Zipf's law and sharding

Nicolae Vartolomei · 2022/06

You are an online business with some millions of customers.

customer_count = 1_000 # Enough to illustrate the point and have a quick simulation.

Customers are sending events to your business. You process and store these events.

import collections

class Server:
    def __init__(self):
        self.events_by_customer = collections.defaultdict(int)
    def process_event(self, customer: int, event: dict = None):
        # In practice, more like `self.events_by_customer[customer].append(event)`.
        self.events_by_customer[customer] += 1

After a while, you discover that a single server can’t handle all customers anymore. You add more servers, and using a method you found in a clever book, you route customers to different servers.

import cityhash

class Cluster:
    def __init__(self, servers: list[Server]):
        self.servers = servers
    def process_event(self, customer: int, event: dict = None):
        self._choose_server(customer).process_event(customer, event)
    def _choose_server(self, customer):
        # Consistent hashing is in a different chapter.
        return self.servers[cityhash.CityHash64(customer) % len(self.servers)]

To make sure that you’ve done everything right, you run a simulation:

import numpy as np

server_count = 9
event_count = 100_000_000

cluster = Cluster([Server() for _ in range(server_count)])
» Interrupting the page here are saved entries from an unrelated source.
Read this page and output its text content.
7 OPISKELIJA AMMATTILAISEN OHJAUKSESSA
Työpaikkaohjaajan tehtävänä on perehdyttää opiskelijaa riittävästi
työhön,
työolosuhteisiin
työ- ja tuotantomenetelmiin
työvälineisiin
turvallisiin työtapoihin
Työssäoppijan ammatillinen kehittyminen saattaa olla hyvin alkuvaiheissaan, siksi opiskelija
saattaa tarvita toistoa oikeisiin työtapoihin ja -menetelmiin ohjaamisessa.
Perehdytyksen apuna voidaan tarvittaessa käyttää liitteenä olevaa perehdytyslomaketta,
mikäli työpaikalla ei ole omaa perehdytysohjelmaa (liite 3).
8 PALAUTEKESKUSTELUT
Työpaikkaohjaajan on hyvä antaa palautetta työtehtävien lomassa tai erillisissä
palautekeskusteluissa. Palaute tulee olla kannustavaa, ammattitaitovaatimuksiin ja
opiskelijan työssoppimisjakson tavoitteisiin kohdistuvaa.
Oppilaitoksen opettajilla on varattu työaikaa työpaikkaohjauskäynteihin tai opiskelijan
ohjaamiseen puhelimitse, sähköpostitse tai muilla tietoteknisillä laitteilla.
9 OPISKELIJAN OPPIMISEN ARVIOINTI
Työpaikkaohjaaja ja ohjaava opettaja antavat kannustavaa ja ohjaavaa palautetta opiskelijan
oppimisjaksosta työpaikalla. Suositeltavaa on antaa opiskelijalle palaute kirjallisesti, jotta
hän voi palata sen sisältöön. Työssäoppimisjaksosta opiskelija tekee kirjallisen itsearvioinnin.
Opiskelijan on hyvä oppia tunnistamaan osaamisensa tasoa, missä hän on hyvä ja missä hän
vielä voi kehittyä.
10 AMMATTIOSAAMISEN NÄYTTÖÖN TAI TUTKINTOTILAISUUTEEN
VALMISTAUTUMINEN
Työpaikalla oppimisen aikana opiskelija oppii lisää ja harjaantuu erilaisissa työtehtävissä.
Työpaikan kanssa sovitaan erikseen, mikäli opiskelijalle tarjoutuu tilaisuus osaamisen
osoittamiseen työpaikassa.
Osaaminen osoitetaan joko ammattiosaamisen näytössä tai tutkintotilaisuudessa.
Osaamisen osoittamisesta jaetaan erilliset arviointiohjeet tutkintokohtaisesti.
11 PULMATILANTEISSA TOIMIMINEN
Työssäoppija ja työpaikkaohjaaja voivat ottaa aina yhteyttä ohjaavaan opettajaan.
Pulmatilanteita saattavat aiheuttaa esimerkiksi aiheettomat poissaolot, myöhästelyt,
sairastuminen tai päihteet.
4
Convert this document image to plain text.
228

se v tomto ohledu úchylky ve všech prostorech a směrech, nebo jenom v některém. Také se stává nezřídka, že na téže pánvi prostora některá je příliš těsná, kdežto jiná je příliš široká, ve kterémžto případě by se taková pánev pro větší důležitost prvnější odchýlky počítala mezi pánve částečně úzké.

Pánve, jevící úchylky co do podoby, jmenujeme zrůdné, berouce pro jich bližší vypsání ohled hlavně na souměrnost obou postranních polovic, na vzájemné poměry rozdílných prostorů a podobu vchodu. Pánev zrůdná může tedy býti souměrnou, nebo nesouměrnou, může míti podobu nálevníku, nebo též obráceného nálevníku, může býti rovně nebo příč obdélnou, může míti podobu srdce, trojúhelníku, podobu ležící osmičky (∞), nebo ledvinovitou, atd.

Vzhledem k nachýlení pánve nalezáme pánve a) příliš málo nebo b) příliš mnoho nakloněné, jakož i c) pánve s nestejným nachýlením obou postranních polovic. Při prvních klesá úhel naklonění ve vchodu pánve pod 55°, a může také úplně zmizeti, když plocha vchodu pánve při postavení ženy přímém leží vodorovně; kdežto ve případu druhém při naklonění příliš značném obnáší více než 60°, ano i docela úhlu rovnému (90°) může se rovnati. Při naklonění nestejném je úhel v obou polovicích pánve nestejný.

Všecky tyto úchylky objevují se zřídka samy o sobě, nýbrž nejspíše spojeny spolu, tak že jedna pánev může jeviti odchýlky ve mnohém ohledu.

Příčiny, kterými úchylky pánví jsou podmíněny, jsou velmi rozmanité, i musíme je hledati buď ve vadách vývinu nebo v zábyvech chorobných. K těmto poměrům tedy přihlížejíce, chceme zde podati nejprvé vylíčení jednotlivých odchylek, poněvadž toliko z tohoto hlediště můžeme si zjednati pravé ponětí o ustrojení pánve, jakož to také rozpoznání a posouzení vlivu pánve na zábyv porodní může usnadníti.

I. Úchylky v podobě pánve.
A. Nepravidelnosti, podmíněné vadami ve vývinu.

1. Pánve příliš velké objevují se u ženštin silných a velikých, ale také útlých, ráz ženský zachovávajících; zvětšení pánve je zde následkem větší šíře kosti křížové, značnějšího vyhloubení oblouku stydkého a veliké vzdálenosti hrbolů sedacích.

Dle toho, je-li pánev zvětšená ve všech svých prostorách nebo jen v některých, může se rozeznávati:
for customer in np.random.randint(0, customer_count, event_count):
    cluster.process_event(str(customer))

And check the results:

import matplotlib.pyplot as plt

plt.bar(
    range(0, len(cluster.servers)),
    [sum(server.events_by_customer.values()) for server in cluster.servers],
)
plt.show()

You pat yourself on the back and deploy to production. And, you discover Zipf’s law¹ 🥴.

Customers are large and small, Mostly small, but few are very, very large. You check individual server utilization, and you see a completely different picture.

You love simulations. So, you quickly run a new one which illustrates the reality much better:

cluster = Cluster([Server() for _ in range(server_count)])

event_draws = 0
while event_draws < event_count:
    maybe_customer = np.random.zipf(1.2) - 1
    if maybe_customer < customer_count:
        cluster.process_event(str(maybe_customer))
        event_draws += 1

plt.clf()
plt.bar(
    range(0, len(cluster.servers)),
    [sum(server.events_by_customer.values()) for server in cluster.servers],
)
plt.show()

You cry a bit 😭, and you check event distribution by customer:

plt.clf()
plt.bar(
    range(0, customer_count),
    [
        sum(
            [
                collections.Counter(server.events_by_customer)
                for server in cluster.servers
            ],
            collections.Counter(),
        )[str(customer)]
        for customer in range(0, customer_count)
    ],
)
plt.show()

And, if you are lucky, you’ll have a lightbulb moment 💡: distributing a few large customers (ones on the left side of the chart) to more servers will result in a uniform distribution of events across all servers.

import math

class Cluster:
    def __init__(self, servers: list[Server]):
        self.servers = servers
        # It is enough to track only |servers| * log(|servers|) keys. 18 keys in this example!
        self.very_large_customers = [str(ix) for ix in range(len(servers) * int(math.log(len(servers))))]
    def process_event(self, customer: int, event: dict = None):
        self._choose_server(customer).process_event(customer, event)
    def _choose_server(self, customer):
        if customer in self.very_large_customers:
            return self.servers[np.random.randint(len(self.servers))]
        return self.servers[cityhash.CityHash64(customer) % len(self.servers)]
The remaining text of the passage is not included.